Les catastrophes naturelles et leurs impacts sur les populations migrantes

Qu’advient-il des populations migrantes touchées par les catastrophes naturelles?

         Les migrations liées à l’environnement sont loin d’être un phénomène nouveau : depuis l’Antiquité, de nombreux récits de catastrophes naturelles relatent déplacements, exodes et évacuations. Des désastres comme le tremblement de terre qui détruisit Lisbonne en 1755, ou le grand incendie qui ravagea Londres en 1666, produirent d’importants flux de réfugiés.

Dans cet article, nous allons tout d’abord parler des destinations des migrants, pour ensuite aborder le sujet de l’obligation de quitter des lieux atteins par des catastrophes naturelles, et enfin, nous nous demanderons comment évoluent les migrants après avoir quitté leurs pays.

Enfin, nous conclurons en répondant à la problématique suivante, qu’advient-il des populations touchées par les catastrophes naturelles ?

Tout d’abord, nous allons nous intéresser aux destinations les plus visées par les éco réfugiés [1]

         D’après les Nations Unies, 191 millions de personnes vivaient en dehors de leur pays de naissance en 2005, soit 3% de la population mondiale. Ils se sont déplacés comme indiqués ici : 62 millions de personnes de pays pauvres vers des pays riches ; 61 millions de personnes de pays pauvres vers des pays pauvres ; 53 millions de personnes de pays riches vers des pays riches ; 14 millions de personnes de pays riches vers des pays pauvres. 64 millions vivent en Europe, ce qui représente 8,8% de la population européenne ; 53 millions vivent en Asie, représentant 1,4% de la population asiatique ; 45 millions vivent aux Etats-Unis, représentant 13,5% de la population étasunienne.

Ensuite, nous allons nous demander si les populations touchées doivent quitter les lieux atteins.

         La plupart du temps, les catastrophes naturelles détruisent tout, ou presque tout sur leur passage.
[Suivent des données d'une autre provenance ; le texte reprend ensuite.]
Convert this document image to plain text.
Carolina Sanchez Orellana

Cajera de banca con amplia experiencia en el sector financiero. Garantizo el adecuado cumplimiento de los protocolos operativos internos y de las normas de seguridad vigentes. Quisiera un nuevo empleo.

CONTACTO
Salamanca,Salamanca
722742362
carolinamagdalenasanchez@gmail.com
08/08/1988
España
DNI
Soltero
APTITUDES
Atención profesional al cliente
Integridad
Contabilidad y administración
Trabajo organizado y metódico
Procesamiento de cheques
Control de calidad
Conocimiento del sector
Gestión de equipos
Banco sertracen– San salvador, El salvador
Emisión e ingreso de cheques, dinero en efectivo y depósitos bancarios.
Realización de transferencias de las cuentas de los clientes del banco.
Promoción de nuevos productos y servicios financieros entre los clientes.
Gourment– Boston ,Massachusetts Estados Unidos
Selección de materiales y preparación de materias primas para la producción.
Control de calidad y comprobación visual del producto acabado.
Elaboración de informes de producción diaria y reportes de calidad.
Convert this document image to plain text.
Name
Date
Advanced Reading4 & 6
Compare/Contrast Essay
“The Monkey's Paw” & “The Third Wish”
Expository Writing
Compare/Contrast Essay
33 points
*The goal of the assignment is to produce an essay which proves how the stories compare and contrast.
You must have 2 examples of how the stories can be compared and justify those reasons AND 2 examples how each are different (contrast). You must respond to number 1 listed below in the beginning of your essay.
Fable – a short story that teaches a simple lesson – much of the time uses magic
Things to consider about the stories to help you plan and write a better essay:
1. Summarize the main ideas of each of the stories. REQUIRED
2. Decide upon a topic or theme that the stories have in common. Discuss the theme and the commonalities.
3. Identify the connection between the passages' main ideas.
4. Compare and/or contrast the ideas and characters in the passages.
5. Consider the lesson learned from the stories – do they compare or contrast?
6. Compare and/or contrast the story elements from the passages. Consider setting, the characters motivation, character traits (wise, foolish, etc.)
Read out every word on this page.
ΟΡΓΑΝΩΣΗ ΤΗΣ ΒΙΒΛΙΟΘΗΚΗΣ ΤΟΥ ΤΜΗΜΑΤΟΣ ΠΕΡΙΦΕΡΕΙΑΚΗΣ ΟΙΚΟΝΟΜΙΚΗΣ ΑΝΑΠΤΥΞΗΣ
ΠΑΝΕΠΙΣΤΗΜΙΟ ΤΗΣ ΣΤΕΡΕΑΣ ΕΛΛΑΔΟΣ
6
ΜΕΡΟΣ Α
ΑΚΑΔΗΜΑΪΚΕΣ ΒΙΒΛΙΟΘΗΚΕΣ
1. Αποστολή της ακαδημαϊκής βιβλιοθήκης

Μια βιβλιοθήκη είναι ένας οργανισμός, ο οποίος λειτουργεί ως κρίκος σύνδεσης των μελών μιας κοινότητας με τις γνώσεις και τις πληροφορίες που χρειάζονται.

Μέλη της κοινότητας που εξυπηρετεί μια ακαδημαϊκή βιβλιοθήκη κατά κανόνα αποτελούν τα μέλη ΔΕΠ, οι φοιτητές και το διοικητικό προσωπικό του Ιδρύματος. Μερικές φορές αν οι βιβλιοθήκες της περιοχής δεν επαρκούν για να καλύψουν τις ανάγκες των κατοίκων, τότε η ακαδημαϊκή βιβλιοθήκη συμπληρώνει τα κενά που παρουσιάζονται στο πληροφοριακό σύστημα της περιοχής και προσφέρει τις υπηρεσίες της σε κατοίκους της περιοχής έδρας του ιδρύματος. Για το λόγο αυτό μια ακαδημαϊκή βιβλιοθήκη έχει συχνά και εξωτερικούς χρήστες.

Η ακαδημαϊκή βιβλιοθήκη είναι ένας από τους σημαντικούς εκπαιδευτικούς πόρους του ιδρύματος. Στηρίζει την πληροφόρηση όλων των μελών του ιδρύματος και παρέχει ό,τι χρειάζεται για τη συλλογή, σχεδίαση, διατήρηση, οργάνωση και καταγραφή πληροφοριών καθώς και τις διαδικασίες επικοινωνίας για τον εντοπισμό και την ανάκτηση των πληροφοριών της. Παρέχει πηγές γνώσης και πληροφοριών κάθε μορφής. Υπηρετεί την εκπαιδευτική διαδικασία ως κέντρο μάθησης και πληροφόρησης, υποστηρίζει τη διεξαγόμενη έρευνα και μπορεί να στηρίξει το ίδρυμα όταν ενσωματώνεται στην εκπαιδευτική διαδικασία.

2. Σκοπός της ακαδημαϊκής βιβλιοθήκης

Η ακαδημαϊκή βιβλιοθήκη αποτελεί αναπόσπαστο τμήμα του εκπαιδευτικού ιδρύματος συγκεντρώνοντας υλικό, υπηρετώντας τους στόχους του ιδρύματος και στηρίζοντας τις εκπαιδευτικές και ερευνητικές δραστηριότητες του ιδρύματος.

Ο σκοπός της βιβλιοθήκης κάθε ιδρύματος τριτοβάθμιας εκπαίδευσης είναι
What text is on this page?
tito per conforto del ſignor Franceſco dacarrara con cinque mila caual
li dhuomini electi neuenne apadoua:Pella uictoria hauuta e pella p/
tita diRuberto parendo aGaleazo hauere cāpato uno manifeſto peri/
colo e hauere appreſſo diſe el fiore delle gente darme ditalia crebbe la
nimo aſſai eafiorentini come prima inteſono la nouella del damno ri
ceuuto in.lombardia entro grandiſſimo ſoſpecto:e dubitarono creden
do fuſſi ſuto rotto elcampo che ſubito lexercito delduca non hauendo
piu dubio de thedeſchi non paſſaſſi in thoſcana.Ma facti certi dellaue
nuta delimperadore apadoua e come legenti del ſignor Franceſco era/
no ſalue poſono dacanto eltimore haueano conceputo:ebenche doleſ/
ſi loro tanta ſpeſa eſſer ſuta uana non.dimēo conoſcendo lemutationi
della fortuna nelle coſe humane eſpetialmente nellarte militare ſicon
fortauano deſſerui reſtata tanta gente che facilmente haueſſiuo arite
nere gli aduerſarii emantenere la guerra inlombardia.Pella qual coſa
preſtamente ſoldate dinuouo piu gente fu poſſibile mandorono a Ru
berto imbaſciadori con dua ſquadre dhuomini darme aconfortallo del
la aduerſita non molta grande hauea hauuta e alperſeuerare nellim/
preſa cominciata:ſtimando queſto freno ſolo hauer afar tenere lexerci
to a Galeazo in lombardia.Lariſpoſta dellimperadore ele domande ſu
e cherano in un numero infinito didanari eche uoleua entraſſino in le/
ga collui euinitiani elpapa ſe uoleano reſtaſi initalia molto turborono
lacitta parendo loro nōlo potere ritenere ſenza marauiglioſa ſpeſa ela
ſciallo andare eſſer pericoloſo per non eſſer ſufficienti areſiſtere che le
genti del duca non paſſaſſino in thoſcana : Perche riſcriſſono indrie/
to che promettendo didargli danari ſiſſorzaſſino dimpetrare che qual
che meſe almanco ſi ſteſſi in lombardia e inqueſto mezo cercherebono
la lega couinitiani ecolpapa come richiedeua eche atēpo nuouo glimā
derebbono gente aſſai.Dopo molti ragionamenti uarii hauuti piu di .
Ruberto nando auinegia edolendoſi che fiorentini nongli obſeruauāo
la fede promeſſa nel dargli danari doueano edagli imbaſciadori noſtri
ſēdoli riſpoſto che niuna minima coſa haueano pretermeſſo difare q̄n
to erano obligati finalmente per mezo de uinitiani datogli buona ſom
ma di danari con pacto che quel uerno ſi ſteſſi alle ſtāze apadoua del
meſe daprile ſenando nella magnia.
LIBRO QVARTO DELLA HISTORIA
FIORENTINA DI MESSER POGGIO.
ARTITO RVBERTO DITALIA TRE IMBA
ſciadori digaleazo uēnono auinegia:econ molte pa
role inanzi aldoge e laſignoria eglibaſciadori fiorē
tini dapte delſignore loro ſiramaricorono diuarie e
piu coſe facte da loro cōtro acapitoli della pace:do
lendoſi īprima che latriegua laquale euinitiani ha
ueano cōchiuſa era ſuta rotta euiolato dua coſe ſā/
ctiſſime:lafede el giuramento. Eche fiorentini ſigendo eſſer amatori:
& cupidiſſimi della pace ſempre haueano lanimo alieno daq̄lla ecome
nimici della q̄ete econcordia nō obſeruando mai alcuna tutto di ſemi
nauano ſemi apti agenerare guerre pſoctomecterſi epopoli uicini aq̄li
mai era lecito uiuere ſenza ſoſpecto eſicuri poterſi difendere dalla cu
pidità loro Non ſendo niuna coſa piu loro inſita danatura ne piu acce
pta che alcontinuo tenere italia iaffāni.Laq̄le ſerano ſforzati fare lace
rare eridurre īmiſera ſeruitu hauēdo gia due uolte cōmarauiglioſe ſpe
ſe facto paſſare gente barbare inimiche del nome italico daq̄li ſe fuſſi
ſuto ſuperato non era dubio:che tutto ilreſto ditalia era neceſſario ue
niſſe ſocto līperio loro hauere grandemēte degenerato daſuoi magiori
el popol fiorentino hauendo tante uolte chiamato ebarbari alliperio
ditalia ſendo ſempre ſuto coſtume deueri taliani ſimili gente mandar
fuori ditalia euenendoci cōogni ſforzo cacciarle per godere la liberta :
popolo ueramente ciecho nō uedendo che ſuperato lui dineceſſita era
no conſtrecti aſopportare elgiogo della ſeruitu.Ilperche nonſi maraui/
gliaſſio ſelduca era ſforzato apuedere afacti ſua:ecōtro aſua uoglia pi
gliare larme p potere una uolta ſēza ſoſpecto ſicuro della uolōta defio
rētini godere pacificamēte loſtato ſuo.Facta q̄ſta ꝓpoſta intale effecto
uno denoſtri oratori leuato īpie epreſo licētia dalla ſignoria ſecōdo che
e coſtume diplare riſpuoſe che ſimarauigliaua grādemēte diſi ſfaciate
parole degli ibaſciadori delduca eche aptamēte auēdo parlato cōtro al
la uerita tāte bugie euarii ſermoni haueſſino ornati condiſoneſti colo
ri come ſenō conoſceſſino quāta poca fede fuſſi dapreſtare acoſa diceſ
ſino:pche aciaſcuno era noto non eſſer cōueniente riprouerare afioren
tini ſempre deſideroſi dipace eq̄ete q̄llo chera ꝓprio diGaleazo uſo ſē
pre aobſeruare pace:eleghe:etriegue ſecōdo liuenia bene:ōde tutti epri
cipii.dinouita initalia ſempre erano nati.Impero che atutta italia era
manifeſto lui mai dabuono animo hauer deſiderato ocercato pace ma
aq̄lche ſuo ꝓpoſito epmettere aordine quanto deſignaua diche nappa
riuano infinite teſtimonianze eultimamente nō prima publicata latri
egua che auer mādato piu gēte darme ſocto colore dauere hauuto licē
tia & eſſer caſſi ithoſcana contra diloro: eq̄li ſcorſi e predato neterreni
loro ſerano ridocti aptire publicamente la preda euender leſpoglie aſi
Prenons comme exemple L’Amérique centrale qui a vécu le passage de nombreux ouragans comme « Mitch » qui a atteint le Nicaragua et le Honduras en 1998 et « Stan » qui a frappé le Mexique et le Guatemala en 2005. Ces aléas climatiques peuvent également engendrer des épisodes d’inondations : en septembre 2010, l’ouragan « Karl » a atteint les côtes mexicaines et les pluies qu’il a engendrées ont provoqué d’importantes inondations dans la région de Veracruz.

Dans ces cas-là, les habitations, les services hospitaliers et autres bâtiments sont complètement détruits, il est donc impossible pour les habitants de rester dans leurs pays. Ils se voient obligés de quitter les lieux atteins.

Mais d’un autre côté, certains pays subissent des catastrophes naturelles moins importantes comme la France il y a quelques années, qui a subi une inondation. Dans ces cas-là, les habitants ne sont pas obligés de quitter leurs pays.

Les réfugiés écologiques trouvent, certes, un pays d’accueil, mais, que font-ils dès lors qu’ils sont intégrés à ce pays ?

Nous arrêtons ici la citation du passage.